Google’s Angular empowers developers to build applications that live on the web, mobile, and desktop. The framework combines declarative templates, dependency injection, end-to-end tooling, and integrated best practices to solve development challenges. It has a useful CLI, so beginners can easily get started. There is even a GUI client called Console.

Angular did not have a great year for retention. Compared to last year, the survey revealed a 2 percent drop in the number of people who have used and would continue to use Angular. The overall interest level in Angular also dropped by about 1 percent. Will the fast and lightweight Ivy renderer forthcoming in Angular 9 help boost the interest level among JavaScript developers?


Preact is a JavaScript library that is branded a faster 3kB alternative to React JS that uses the same modern browser API with structures like components and a virtual DOM. More than 18,000 projects use Preact, and it has nearly 25,000 stars on GitHub.

Preact has experienced a good level of growth since last year, with retention rate up to 9 percent from 6 percent last year. Awareness has also risen; the number of people who have not heard of the library fell from 28 percent to 24 percent in the last 12 months.


Ember is an open-source JavaScript web framework that is based on the model-view-view-model pattern. It allows developers to create scalable, ambitious single-page web applications by incorporating common idioms and best practices into the framework.
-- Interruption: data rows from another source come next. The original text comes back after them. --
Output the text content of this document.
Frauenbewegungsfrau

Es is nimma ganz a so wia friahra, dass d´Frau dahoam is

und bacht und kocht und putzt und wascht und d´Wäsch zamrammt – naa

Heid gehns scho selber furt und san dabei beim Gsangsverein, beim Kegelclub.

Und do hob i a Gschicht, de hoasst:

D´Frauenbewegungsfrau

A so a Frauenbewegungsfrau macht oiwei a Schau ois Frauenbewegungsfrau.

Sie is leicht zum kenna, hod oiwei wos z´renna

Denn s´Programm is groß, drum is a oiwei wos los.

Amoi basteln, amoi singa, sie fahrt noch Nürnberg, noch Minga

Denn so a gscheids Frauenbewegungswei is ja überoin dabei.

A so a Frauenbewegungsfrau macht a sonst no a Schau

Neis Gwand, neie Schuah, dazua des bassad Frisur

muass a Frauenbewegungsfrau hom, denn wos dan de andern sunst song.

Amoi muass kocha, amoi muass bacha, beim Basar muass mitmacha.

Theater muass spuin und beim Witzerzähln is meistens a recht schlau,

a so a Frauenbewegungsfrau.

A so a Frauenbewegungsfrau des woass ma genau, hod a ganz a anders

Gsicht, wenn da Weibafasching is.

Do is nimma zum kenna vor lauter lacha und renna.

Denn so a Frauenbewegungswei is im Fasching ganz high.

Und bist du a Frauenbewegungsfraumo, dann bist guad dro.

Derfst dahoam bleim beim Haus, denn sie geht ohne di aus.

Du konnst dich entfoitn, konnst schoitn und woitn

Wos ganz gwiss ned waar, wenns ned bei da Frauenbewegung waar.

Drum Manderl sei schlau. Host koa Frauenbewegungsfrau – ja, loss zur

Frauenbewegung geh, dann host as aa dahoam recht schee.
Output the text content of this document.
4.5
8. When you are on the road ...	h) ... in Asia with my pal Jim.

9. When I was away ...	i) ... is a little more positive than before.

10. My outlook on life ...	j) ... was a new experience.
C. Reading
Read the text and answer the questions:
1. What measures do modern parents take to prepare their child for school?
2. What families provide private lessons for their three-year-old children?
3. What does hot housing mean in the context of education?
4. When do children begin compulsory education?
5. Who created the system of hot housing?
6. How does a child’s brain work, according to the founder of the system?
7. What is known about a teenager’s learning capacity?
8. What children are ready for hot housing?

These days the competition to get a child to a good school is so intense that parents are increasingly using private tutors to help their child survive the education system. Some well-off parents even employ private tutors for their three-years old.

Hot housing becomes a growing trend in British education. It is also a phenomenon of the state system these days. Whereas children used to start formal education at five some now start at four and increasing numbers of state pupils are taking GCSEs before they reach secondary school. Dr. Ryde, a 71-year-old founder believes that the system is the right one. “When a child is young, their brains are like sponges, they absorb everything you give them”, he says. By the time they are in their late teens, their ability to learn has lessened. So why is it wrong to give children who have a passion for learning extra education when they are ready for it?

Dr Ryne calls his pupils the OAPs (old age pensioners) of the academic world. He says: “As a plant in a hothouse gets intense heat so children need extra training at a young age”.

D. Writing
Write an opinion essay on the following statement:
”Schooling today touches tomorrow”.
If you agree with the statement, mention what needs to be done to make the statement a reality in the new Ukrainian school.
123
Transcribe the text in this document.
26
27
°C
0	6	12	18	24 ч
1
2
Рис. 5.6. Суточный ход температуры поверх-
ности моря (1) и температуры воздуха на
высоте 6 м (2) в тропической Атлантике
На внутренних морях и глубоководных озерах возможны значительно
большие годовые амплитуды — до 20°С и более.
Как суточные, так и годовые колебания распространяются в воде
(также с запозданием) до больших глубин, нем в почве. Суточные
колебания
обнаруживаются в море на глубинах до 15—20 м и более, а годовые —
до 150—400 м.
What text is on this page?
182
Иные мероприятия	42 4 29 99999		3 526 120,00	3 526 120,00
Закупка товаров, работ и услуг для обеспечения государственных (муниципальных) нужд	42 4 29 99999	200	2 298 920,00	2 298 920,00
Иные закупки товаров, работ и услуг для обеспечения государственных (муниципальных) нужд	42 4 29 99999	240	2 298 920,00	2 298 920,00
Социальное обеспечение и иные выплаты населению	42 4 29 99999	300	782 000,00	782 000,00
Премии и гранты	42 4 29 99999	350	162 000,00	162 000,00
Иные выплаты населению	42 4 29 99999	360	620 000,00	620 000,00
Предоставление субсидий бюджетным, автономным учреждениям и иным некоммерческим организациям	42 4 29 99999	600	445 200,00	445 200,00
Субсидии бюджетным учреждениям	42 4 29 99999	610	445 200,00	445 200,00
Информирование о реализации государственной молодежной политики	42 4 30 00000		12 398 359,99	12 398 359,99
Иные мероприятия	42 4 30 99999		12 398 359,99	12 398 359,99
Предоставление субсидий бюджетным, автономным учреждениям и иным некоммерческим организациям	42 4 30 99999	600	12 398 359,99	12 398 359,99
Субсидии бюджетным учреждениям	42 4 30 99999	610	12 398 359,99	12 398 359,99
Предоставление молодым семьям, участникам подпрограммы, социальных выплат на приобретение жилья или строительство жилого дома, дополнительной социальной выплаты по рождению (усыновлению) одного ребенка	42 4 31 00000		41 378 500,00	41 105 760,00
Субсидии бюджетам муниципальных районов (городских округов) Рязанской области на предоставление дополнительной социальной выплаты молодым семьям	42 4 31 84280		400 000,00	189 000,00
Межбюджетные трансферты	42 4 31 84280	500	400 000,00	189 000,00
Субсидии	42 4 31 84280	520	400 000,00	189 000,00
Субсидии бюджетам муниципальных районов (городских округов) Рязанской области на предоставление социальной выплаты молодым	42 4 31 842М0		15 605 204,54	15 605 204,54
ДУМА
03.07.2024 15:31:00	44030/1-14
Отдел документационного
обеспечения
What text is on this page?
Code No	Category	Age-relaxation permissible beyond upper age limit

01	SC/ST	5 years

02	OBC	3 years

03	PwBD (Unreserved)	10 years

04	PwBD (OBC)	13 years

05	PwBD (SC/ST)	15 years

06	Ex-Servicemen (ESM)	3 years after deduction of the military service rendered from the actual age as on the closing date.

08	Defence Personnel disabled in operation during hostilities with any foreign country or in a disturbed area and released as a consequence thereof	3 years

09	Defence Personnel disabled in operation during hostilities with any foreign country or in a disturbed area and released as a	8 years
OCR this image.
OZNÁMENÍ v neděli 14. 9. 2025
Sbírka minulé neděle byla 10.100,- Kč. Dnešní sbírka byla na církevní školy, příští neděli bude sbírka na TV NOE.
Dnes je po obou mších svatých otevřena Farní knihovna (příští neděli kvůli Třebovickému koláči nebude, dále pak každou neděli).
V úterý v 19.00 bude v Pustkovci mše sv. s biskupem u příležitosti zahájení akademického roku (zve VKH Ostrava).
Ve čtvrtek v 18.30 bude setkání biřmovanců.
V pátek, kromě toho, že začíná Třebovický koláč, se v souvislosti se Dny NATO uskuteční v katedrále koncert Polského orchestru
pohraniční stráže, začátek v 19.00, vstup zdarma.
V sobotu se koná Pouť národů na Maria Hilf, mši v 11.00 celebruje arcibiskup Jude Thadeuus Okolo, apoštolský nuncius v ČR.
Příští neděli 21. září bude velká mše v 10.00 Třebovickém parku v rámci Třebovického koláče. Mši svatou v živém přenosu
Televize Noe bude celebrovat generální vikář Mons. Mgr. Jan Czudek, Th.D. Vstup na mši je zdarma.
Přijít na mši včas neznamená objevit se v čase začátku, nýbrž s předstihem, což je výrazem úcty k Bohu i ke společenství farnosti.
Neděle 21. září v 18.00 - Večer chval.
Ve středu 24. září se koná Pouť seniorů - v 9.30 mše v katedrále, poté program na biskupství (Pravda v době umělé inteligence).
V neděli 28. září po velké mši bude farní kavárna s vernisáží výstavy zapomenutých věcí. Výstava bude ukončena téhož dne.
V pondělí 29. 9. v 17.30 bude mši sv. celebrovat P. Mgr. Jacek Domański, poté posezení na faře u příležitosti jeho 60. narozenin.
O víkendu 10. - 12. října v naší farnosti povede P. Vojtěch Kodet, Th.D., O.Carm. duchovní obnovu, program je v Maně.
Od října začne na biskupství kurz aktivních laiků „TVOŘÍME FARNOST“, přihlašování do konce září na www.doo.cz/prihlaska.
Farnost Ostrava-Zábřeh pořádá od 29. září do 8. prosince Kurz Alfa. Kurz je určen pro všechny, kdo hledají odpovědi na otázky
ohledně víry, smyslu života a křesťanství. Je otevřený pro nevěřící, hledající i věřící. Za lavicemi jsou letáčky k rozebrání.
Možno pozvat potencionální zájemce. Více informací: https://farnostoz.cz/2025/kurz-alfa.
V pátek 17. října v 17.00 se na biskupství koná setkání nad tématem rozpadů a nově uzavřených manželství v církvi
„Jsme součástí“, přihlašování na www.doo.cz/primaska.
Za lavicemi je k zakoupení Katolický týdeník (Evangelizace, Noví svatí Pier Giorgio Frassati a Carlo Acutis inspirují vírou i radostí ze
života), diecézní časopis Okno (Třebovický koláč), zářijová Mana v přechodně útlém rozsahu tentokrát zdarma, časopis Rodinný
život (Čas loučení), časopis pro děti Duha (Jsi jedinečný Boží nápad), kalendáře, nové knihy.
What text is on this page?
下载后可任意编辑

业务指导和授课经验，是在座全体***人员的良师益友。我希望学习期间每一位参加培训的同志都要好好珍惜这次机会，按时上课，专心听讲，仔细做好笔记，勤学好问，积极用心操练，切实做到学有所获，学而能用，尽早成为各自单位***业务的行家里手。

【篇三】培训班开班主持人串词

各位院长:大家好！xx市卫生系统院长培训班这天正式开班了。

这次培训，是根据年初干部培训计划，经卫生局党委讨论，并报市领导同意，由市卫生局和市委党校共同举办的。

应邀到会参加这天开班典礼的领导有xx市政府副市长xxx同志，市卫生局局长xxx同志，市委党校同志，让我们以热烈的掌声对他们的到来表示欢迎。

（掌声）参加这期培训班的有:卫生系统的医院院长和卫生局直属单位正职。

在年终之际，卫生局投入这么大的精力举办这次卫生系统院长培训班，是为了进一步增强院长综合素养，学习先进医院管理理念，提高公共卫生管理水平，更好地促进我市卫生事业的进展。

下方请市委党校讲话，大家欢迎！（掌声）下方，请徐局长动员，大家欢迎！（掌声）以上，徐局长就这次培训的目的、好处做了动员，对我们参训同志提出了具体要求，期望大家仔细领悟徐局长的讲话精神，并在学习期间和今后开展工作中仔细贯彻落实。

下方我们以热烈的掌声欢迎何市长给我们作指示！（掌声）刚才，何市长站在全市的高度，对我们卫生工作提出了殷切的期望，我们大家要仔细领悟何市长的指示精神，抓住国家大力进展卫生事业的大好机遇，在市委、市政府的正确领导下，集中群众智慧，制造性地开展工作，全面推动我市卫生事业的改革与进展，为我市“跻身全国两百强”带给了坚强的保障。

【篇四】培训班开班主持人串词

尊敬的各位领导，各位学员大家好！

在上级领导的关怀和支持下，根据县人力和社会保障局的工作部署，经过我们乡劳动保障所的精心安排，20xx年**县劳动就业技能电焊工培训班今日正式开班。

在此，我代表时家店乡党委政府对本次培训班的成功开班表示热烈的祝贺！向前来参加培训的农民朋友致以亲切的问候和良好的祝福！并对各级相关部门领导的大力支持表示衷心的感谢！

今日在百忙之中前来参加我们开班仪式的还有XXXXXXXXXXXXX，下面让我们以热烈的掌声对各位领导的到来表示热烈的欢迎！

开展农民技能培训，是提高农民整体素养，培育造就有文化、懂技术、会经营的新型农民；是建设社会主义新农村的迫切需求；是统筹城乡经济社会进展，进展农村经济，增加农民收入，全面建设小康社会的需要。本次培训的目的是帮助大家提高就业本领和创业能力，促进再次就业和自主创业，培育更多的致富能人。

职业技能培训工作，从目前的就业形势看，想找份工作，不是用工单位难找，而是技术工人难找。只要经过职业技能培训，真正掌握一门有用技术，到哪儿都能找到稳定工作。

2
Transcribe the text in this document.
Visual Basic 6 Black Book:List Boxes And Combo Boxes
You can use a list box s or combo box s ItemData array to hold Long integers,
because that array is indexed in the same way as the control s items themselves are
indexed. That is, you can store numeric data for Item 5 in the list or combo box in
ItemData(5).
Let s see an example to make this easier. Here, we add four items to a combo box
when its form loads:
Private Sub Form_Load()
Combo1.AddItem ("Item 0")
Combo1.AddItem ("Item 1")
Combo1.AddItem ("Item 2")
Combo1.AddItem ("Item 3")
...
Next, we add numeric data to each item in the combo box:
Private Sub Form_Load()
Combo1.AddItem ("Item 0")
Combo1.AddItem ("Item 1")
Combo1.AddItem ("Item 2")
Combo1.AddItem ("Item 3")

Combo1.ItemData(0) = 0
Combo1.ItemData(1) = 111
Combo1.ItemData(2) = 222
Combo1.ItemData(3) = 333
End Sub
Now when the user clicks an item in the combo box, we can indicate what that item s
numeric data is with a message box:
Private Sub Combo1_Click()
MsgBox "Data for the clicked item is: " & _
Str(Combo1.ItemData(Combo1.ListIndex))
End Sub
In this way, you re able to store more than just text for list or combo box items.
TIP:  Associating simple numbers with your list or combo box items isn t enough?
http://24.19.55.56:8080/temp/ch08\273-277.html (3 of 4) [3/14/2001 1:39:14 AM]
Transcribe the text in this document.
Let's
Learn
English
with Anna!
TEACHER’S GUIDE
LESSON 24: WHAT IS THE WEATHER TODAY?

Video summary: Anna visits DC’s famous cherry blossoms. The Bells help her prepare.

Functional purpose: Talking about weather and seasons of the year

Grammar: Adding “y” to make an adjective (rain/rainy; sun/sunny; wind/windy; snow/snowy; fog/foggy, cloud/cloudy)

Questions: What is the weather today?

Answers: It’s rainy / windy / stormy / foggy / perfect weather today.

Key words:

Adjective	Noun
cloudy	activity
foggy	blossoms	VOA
The survey revealed an increased interest in Ember over the past 12 months, with the percentage of people who were not interested in Ember falling from 67 percent to 64 percent.


Svelte is a radical new approach to building user interfaces. Whereas traditional frameworks such as React and Vue do the bulk of their work in the browser, Svelte shifts that work to a compile step that happens when you build your app. Instead of using techniques such as virtual DOM diffing, Svelte writes code that surgically updates the DOM when the state of your app changes.

This year, Svelte became one of the top six JS frontend libraries, with nearly 45 percent of developers indicating an interest to learn it. The report’s authors also named Svelte the winner of its “Prediction Award,” recognizing the library for its “explosive debut” in 2019.

JavaScript frameworks to watch in 2020

Survey respondents ranked React as the top frontend framework in terms of developer satisfaction, followed by Svelte, Vue, Preact, Angular, and Ember, in that order. Meanwhile, Svelte led the pack in terms of overall interest, followed by Vue, React, Preact, Angular, and Ember, respectively.

Svelte is the frontend framework to look out for in 2020, and Vue JS is well-positioned for massive growth in 2020 as well. As for compensation, React developers are still the highest-paid JS developers, followed by Vue and then Angular. The majority of developers surveyed indicated that pace of change in the JavaScript ecosystem is slowing compared to recent years.


For all the valuable insight the survey generated, one glaring gap remains: a lack of female developers lending their perspective. Of the roughly 21,000 respondents, only 1,155 — about 6 percent — were female. Unfortunately, this may be reflective of the JavaScript developer ecosystem overall, and it needs to change.